Since there does not exist an algorithm that can find
the global optimal feature subset efficiently, the greedy
search approaches are the traditional and widely used
heuristic methods. They can find local optimal solutions,
and they are the simplest. But for complex feature subset selection, which we will discuss in following sub
sections, even such simplest greedy search become
time-consuming sometimes. So in the field of machine
learning, there is another kind of feature selection approach, which is called filter approach. They do not take
into account the biases of the induction algorithms and
select feature subsets that are independent of the induction algorithms. They are much more computation efficiently, while the main disadvantage is that it totally
ignores the effects of the selected feature subset on the
performance of the induction algorithm [1].
The motivation for the research of this paper is to
make the computation of the wrapper approach feasible
for complex feature subset selection problem, i.e., how
to obtain good results under the reasonable limitation of
computation power.
Most of the early research on the problem dealt
with the linear case [3], and up to now, most of them are
for classification problems [1,4], only a few researches
consider the general regression problems [5-7]. In this
paper we will focus on the feature selection for regression problems.
1.1 The content of this paper
In combinatorial optimization application, the
greedy approach is only a local search method. Considerable efforts have been made to improve its results.

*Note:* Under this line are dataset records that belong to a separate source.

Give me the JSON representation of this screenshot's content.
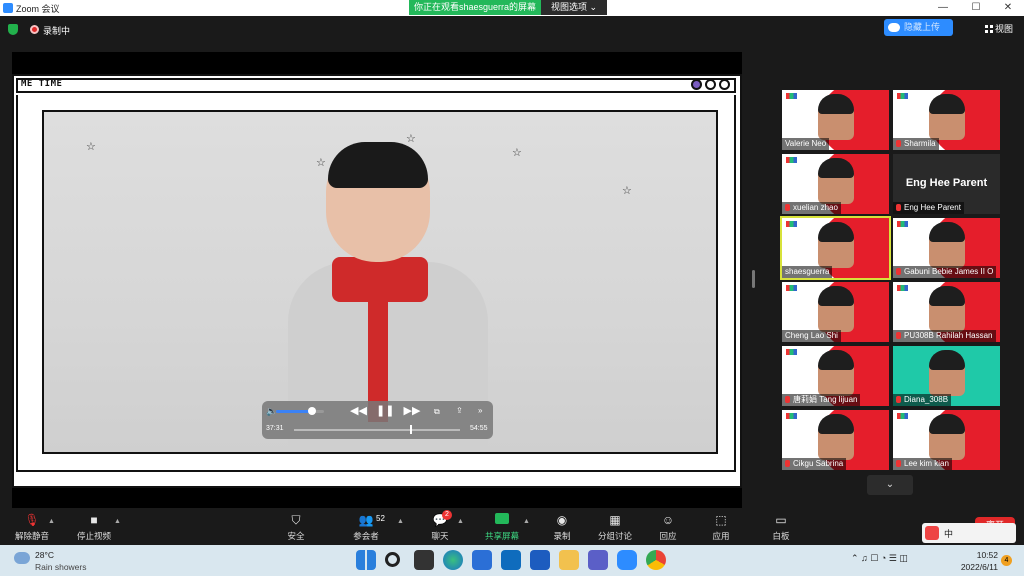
{
  "window": {
    "title": "Zoom 会议",
    "viewing_banner": "你正在观看shaesguerra的屏幕",
    "view_options": "视图选项 ⌄",
    "controls": [
      "—",
      "☐",
      "✕"
    ]
  },
  "topbar": {
    "recording": "录制中",
    "cloud_upload": "隐藏上传",
    "view": "视图"
  },
  "shared_screen": {
    "frame_title": "ME TIME",
    "video": {
      "current_time": "37:31",
      "duration": "54:55",
      "volume_fraction": 0.75,
      "progress_fraction": 0.7,
      "buttons": [
        "◀◀",
        "❚❚",
        "▶▶"
      ]
    }
  },
  "gallery": {
    "participants": [
      {
        "name": "Valerie Neo",
        "muted": false,
        "style": "photo"
      },
      {
        "name": "Sharmila",
        "muted": true,
        "style": "photo"
      },
      {
        "name": "xuelian zhao",
        "muted": true,
        "style": "photo"
      },
      {
        "name": "Eng Hee Parent",
        "muted": true,
        "style": "dark",
        "big_name": "Eng Hee Parent"
      },
      {
        "name": "shaesguerra",
        "muted": false,
        "style": "active"
      },
      {
        "name": "Gabuni Bebie James II O",
        "muted": true,
        "style": "photo"
      },
      {
        "name": "Cheng Lao Shi",
        "muted": false,
        "style": "photo"
      },
      {
        "name": "PU308B Rahilah Hassan",
        "muted": true,
        "style": "photo"
      },
      {
        "name": "唐莉娟  Tang lijuan",
        "muted": true,
        "style": "photo"
      },
      {
        "name": "Diana_308B",
        "muted": true,
        "style": "teal"
      },
      {
        "name": "Cikgu Sabrina",
        "muted": true,
        "style": "photo"
      },
      {
        "name": "Lee kim kian",
        "muted": true,
        "style": "photo"
      }
    ]
  },
  "toolbar": {
    "unmute": "解除静音",
    "start_video": "停止视频",
    "security": "安全",
    "participants": "参会者",
    "participants_count": "52",
    "chat": "聊天",
    "chat_badge": "2",
    "share_screen": "共享屏幕",
    "record": "录制",
    "breakout": "分组讨论",
    "reactions": "回应",
    "apps": "应用",
    "whiteboard": "白板",
    "end": "离开"
  },
  "taskbar": {
    "weather_temp": "28°C",
    "weather_desc": "Rain showers",
    "time": "10:52",
    "date": "2022/6/11",
    "notifications": "4",
    "tray_lang": "中"
  }
}
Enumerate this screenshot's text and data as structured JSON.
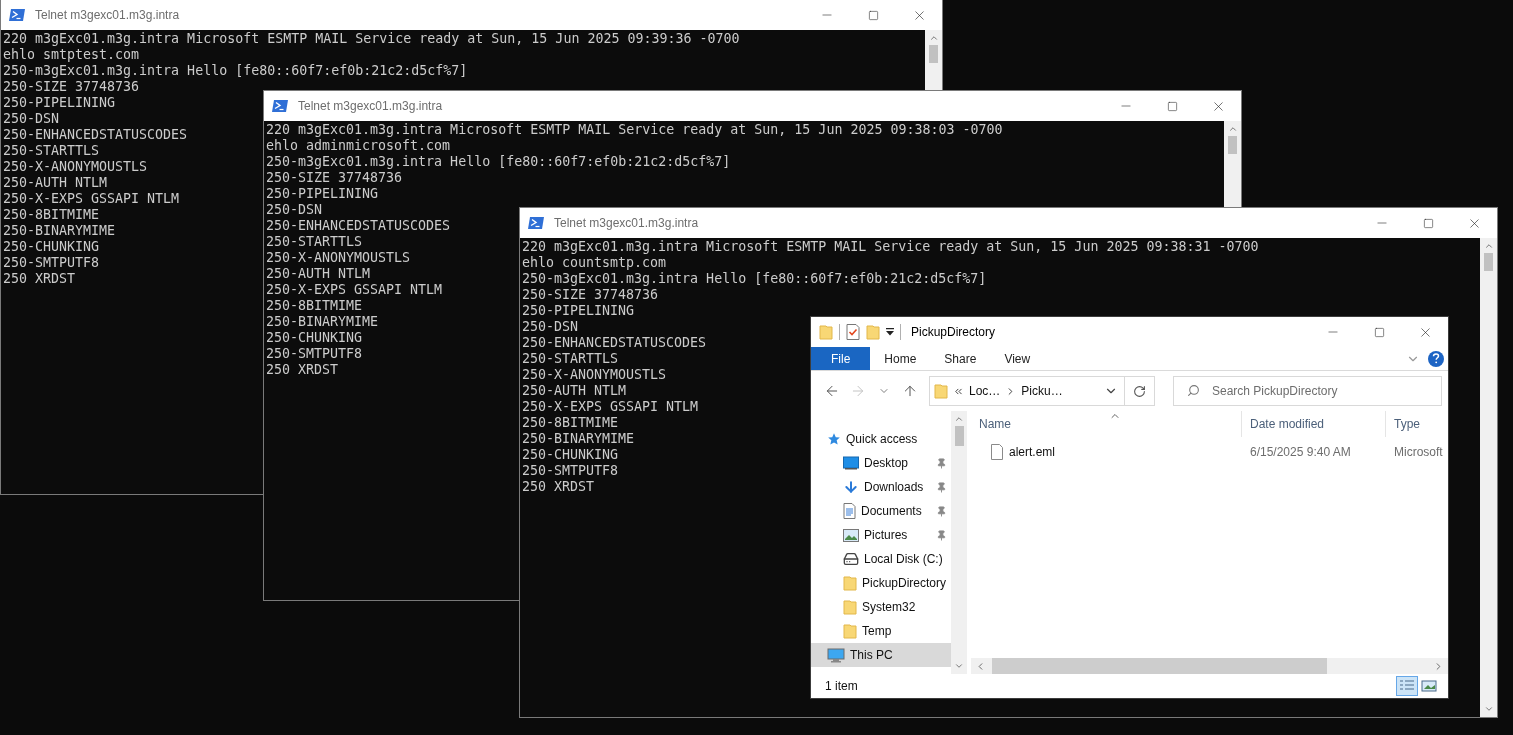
{
  "terminal_windows": [
    {
      "title": "Telnet m3gexc01.m3g.intra",
      "lines": [
        "220 m3gExc01.m3g.intra Microsoft ESMTP MAIL Service ready at Sun, 15 Jun 2025 09:39:36 -0700",
        "ehlo smtptest.com",
        "250-m3gExc01.m3g.intra Hello [fe80::60f7:ef0b:21c2:d5cf%7]",
        "250-SIZE 37748736",
        "250-PIPELINING",
        "250-DSN",
        "250-ENHANCEDSTATUSCODES",
        "250-STARTTLS",
        "250-X-ANONYMOUSTLS",
        "250-AUTH NTLM",
        "250-X-EXPS GSSAPI NTLM",
        "250-8BITMIME",
        "250-BINARYMIME",
        "250-CHUNKING",
        "250-SMTPUTF8",
        "250 XRDST"
      ]
    },
    {
      "title": "Telnet m3gexc01.m3g.intra",
      "lines": [
        "220 m3gExc01.m3g.intra Microsoft ESMTP MAIL Service ready at Sun, 15 Jun 2025 09:38:03 -0700",
        "ehlo adminmicrosoft.com",
        "250-m3gExc01.m3g.intra Hello [fe80::60f7:ef0b:21c2:d5cf%7]",
        "250-SIZE 37748736",
        "250-PIPELINING",
        "250-DSN",
        "250-ENHANCEDSTATUSCODES",
        "250-STARTTLS",
        "250-X-ANONYMOUSTLS",
        "250-AUTH NTLM",
        "250-X-EXPS GSSAPI NTLM",
        "250-8BITMIME",
        "250-BINARYMIME",
        "250-CHUNKING",
        "250-SMTPUTF8",
        "250 XRDST"
      ]
    },
    {
      "title": "Telnet m3gexc01.m3g.intra",
      "lines": [
        "220 m3gExc01.m3g.intra Microsoft ESMTP MAIL Service ready at Sun, 15 Jun 2025 09:38:31 -0700",
        "ehlo countsmtp.com",
        "250-m3gExc01.m3g.intra Hello [fe80::60f7:ef0b:21c2:d5cf%7]",
        "250-SIZE 37748736",
        "250-PIPELINING",
        "250-DSN",
        "250-ENHANCEDSTATUSCODES",
        "250-STARTTLS",
        "250-X-ANONYMOUSTLS",
        "250-AUTH NTLM",
        "250-X-EXPS GSSAPI NTLM",
        "250-8BITMIME",
        "250-BINARYMIME",
        "250-CHUNKING",
        "250-SMTPUTF8",
        "250 XRDST"
      ]
    }
  ],
  "explorer_window": {
    "title": "PickupDirectory",
    "ribbon_tabs": [
      {
        "label": "File",
        "kind": "menu"
      },
      {
        "label": "Home",
        "kind": "tab"
      },
      {
        "label": "Share",
        "kind": "tab"
      },
      {
        "label": "View",
        "kind": "tab"
      }
    ],
    "nav_buttons": [
      {
        "kind": "back",
        "disabled": false
      },
      {
        "kind": "forward",
        "disabled": true
      },
      {
        "kind": "recent",
        "disabled": false
      },
      {
        "kind": "up",
        "disabled": false
      }
    ],
    "address": {
      "segments": [
        "Loc…",
        "Picku…"
      ]
    },
    "search": {
      "placeholder": "Search PickupDirectory"
    },
    "sidebar": [
      {
        "label": "Quick access",
        "kind": "quick-access",
        "pinned": false,
        "selected": false
      },
      {
        "label": "Desktop",
        "kind": "desktop",
        "pinned": true,
        "selected": false
      },
      {
        "label": "Downloads",
        "kind": "downloads",
        "pinned": true,
        "selected": false
      },
      {
        "label": "Documents",
        "kind": "documents",
        "pinned": true,
        "selected": false
      },
      {
        "label": "Pictures",
        "kind": "pictures",
        "pinned": true,
        "selected": false
      },
      {
        "label": "Local Disk (C:)",
        "kind": "disk",
        "pinned": false,
        "selected": false
      },
      {
        "label": "PickupDirectory",
        "kind": "folder",
        "pinned": false,
        "selected": false
      },
      {
        "label": "System32",
        "kind": "folder",
        "pinned": false,
        "selected": false
      },
      {
        "label": "Temp",
        "kind": "folder",
        "pinned": false,
        "selected": false
      },
      {
        "label": "This PC",
        "kind": "pc",
        "pinned": false,
        "selected": true
      }
    ],
    "columns": [
      "Name",
      "Date modified",
      "Type"
    ],
    "files": [
      {
        "name": "alert.eml",
        "date_modified": "6/15/2025 9:40 AM",
        "type": "Microsoft"
      }
    ],
    "status": "1 item",
    "views": [
      {
        "kind": "details",
        "selected": true
      },
      {
        "kind": "large-icons",
        "selected": false
      }
    ]
  }
}
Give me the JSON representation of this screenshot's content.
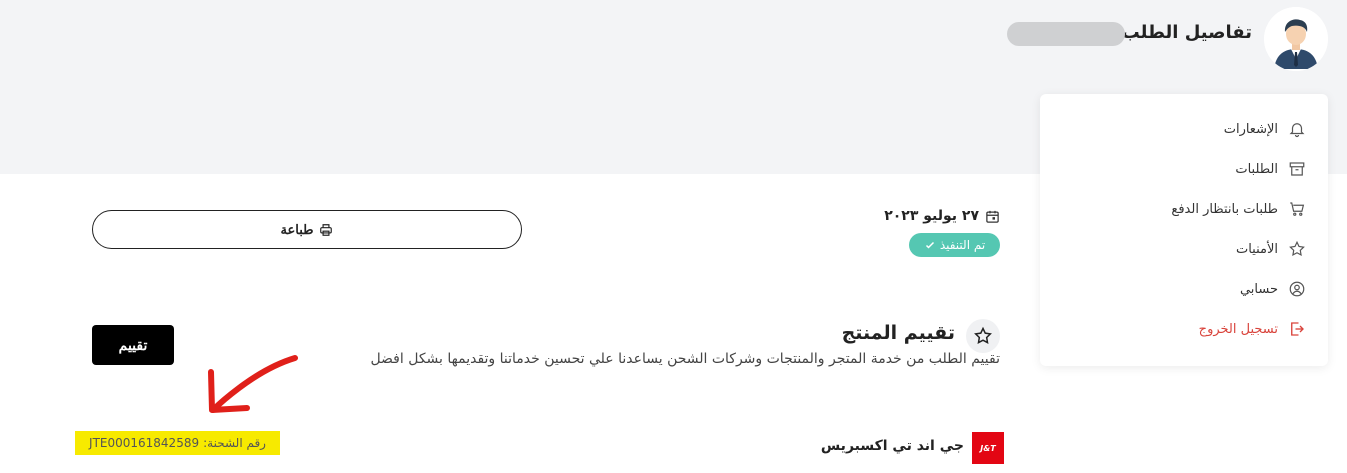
{
  "header": {
    "title": "تفاصيل الطلب #"
  },
  "menu": {
    "items": [
      {
        "label": "الإشعارات",
        "icon": "bell-icon"
      },
      {
        "label": "الطلبات",
        "icon": "box-icon"
      },
      {
        "label": "طلبات بانتظار الدفع",
        "icon": "cart-icon"
      },
      {
        "label": "الأمنيات",
        "icon": "star-icon"
      },
      {
        "label": "حسابي",
        "icon": "user-icon"
      },
      {
        "label": "تسجيل الخروج",
        "icon": "logout-icon"
      }
    ]
  },
  "order": {
    "date": "٢٧ يوليو ٢٠٢٣",
    "status": "تم التنفيذ",
    "print_label": "طباعة"
  },
  "rating": {
    "title": "تقييم المنتج",
    "description": "تقييم الطلب من خدمة المتجر والمنتجات وشركات الشحن يساعدنا علي تحسين خدماتنا وتقديمها بشكل افضل",
    "button_label": "تقييم"
  },
  "shipping": {
    "carrier_name": "جي اند تي اكسبريس",
    "carrier_logo_text": "J&T",
    "tracking_label": "رقم الشحنة:",
    "tracking_number": "JTE000161842589"
  },
  "colors": {
    "status_green": "#55c7b2",
    "logout_red": "#d9433b",
    "highlight_yellow": "#f7ea00",
    "annotation_red": "#e0201a"
  }
}
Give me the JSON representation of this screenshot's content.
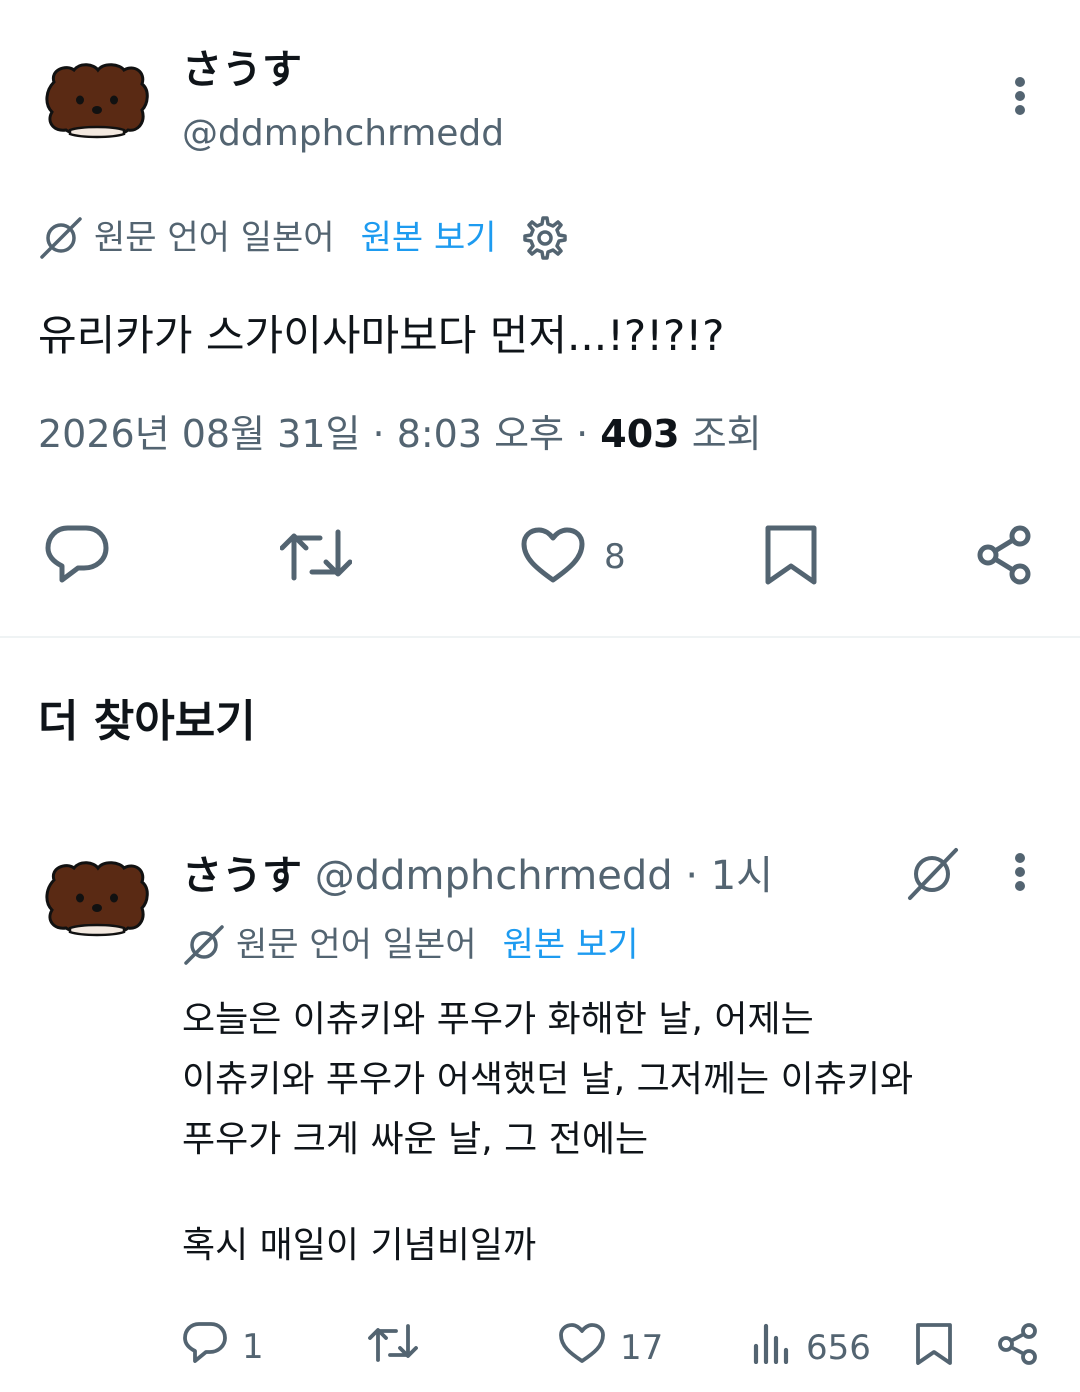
{
  "colors": {
    "primary_text": "#0f1419",
    "secondary_text": "#536471",
    "link_blue": "#1d9bf0",
    "avatar_brown": "#5a2a14",
    "divider": "#eff3f4"
  },
  "main_tweet": {
    "display_name": "さうす",
    "handle": "@ddmphchrmedd",
    "more_icon": "more-vertical-icon",
    "translation": {
      "icon": "translate-off-icon",
      "original_language": "원문 언어 일본어",
      "view_original": "원본 보기",
      "settings_icon": "gear-icon"
    },
    "text": "유리카가 스가이사마보다 먼저...!?!?!?",
    "date": "2026년 08월 31일 · 8:03 오후",
    "bullet": " · ",
    "views_count": "403",
    "views_label": "조회",
    "actions": {
      "reply_icon": "reply-icon",
      "retweet_icon": "retweet-icon",
      "like_icon": "heart-icon",
      "like_count": "8",
      "bookmark_icon": "bookmark-icon",
      "share_icon": "share-icon"
    }
  },
  "discover": {
    "title": "더 찾아보기"
  },
  "reply_tweet": {
    "display_name": "さうす",
    "handle": "@ddmphchrmedd",
    "time": "· 1시",
    "translation": {
      "original_language": "원문 언어 일본어",
      "view_original": "원본 보기"
    },
    "lines": [
      "오늘은 이츄키와 푸우가 화해한 날, 어제는",
      "이츄키와 푸우가 어색했던 날, 그저께는 이츄키와",
      "푸우가 크게 싸운 날, 그 전에는",
      "",
      "혹시 매일이 기념비일까"
    ],
    "actions": {
      "reply_count": "1",
      "retweet_count": "",
      "like_count": "17",
      "views_count": "656"
    }
  }
}
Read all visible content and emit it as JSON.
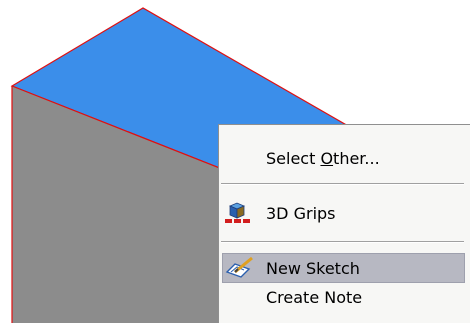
{
  "viewport": {
    "top_face_color": "#3b8eea",
    "side_face_color": "#8c8c8c",
    "edge_color": "#e01010"
  },
  "context_menu": {
    "items": [
      {
        "label_before": "Select ",
        "label_underlined": "O",
        "label_after": "ther...",
        "icon": null
      },
      {
        "label": "3D Grips",
        "icon": "3d-grips-icon"
      },
      {
        "label": "New Sketch",
        "icon": "new-sketch-icon",
        "highlighted": true
      },
      {
        "label": "Create Note",
        "icon": null
      }
    ]
  }
}
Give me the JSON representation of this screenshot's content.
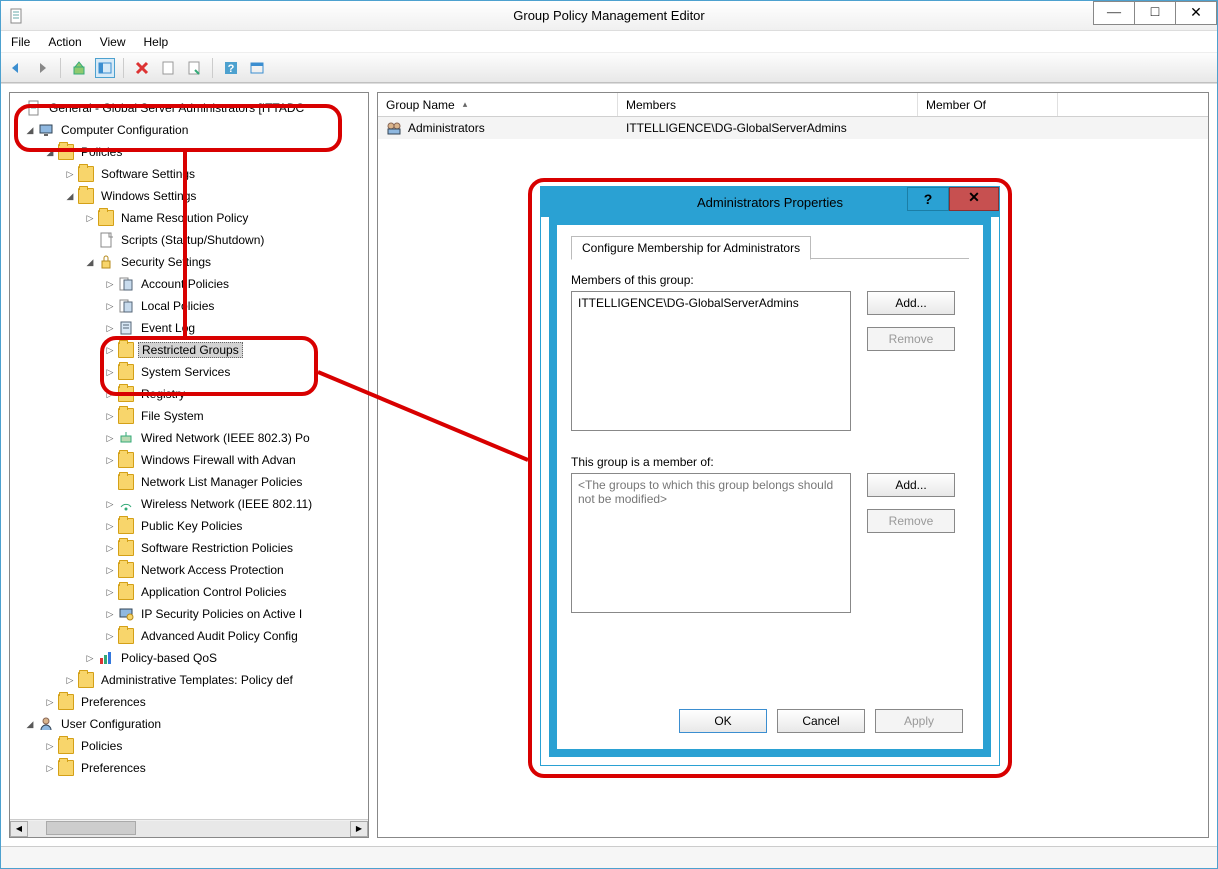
{
  "window": {
    "title": "Group Policy Management Editor",
    "min": "—",
    "max": "□",
    "close": "✕"
  },
  "menu": {
    "file": "File",
    "action": "Action",
    "view": "View",
    "help": "Help"
  },
  "tree": {
    "root": "General - Global Server Administrators [ITTADC",
    "computer_config": "Computer Configuration",
    "policies": "Policies",
    "software_settings": "Software Settings",
    "windows_settings": "Windows Settings",
    "name_res": "Name Resolution Policy",
    "scripts": "Scripts (Startup/Shutdown)",
    "security_settings": "Security Settings",
    "account_policies": "Account Policies",
    "local_policies": "Local Policies",
    "event_log": "Event Log",
    "restricted_groups": "Restricted Groups",
    "system_services": "System Services",
    "registry": "Registry",
    "file_system": "File System",
    "wired": "Wired Network (IEEE 802.3) Po",
    "firewall": "Windows Firewall with Advan",
    "netlist": "Network List Manager Policies",
    "wireless": "Wireless Network (IEEE 802.11)",
    "pki": "Public Key Policies",
    "srp": "Software Restriction Policies",
    "nap": "Network Access Protection",
    "app_ctrl": "Application Control Policies",
    "ipsec": "IP Security Policies on Active I",
    "audit": "Advanced Audit Policy Config",
    "qos": "Policy-based QoS",
    "admintpl": "Administrative Templates: Policy def",
    "prefs_c": "Preferences",
    "user_config": "User Configuration",
    "policies_u": "Policies",
    "prefs_u": "Preferences"
  },
  "list": {
    "col_group": "Group Name",
    "col_members": "Members",
    "col_memberof": "Member Of",
    "row_group": "Administrators",
    "row_members": "ITTELLIGENCE\\DG-GlobalServerAdmins"
  },
  "dialog": {
    "title": "Administrators Properties",
    "tab": "Configure Membership for Administrators",
    "members_label": "Members of this group:",
    "members_value": "ITTELLIGENCE\\DG-GlobalServerAdmins",
    "memberof_label": "This group is a member of:",
    "memberof_placeholder": "<The groups to which this group belongs should not be modified>",
    "add": "Add...",
    "remove": "Remove",
    "ok": "OK",
    "cancel": "Cancel",
    "apply": "Apply",
    "help": "?",
    "close": "✕"
  }
}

Greedy Randomized Adaptive Search Procedures
(GRASP) [8] and Super-heuristics [9] methods propose
similar ideas for this target. By introducing the randomness in the greedy search procedure, one can expect to
escape from local optimum, and have a chance to obtain
better result.
Furthermore, the Super-heuristics method is inherited from the Ordinal Optimization (OO) [10,11] methodology for stochastic optimization. OO proposes two
new ideas which are very important in complex optimization problem: (1) order comparison is much easier to
obtain than to estimate the performance difference accurately; (2) finding a good enough solution set is much
easier than finding the best solution.
In the problems like large-scale complex feature
subset selection problem, it is almost impossible to find
the global optimal feature subset. So our target in this
paper is only to find a set of good enough feature subsets under the reasonable limitation of computational
power. According to OO, when we soften our target to
find good enough solutions, we don’t need to calculate
the accurate performance values always, sometimes only
crude and ordinal comparison is enough. So the computational burden can be lessened.
Keeping the idea OO in mind, when we think the
basic idea of GRASP/Super-heuristics again, it is very
interesting that we can combine these ideas together to
obtain a fruitful result. That is, if we treat approximating
error of the crude model of our feature subset performance as the random perturbation required by the
GRASP/Super-heuristics methods directly, we can bypass the need for accurate performance estimation, and
get the improvement effect of GRASP/Super-heuristics
approach directly (literally, we can kill two birds with
one stone).
In summary, we propose a new approach which
combines GRASP/Super-heuristics and ordinal optimization methodology to improve greedy search in this
paper. We name it Random Approximated Greedy
Search (RAGS). The GRASP/Super-heuristics is a
remedy to escape from the greedy search local optimum,
and OO is a remedy to decrease the computation burden.
By combining them together, the new RAGS method
can improve the result of greedy search approach better
in stochastic situation, and it can find a good solution
with reasonable limited computational power.
The rest of paper is organized as following: in section 2, we will introduce the general greedy search and
its improvement by GRASP/Super-heuristics. Then we
will discuss the basic idea of this paper in section 3,
propose the RAGS method and discuss how to apply
RAGS to feature subset selection problem. In section 4
we will show the experimental results of our method.
Finally, we will conclude our paper in section 5.
II. GREEDY SEARCH AND GRASP/SUPER
HEURISTICS IMPROVEMENT
In general, greedy search is in the same spirit as
steepest ascent in the continuous optimization approach.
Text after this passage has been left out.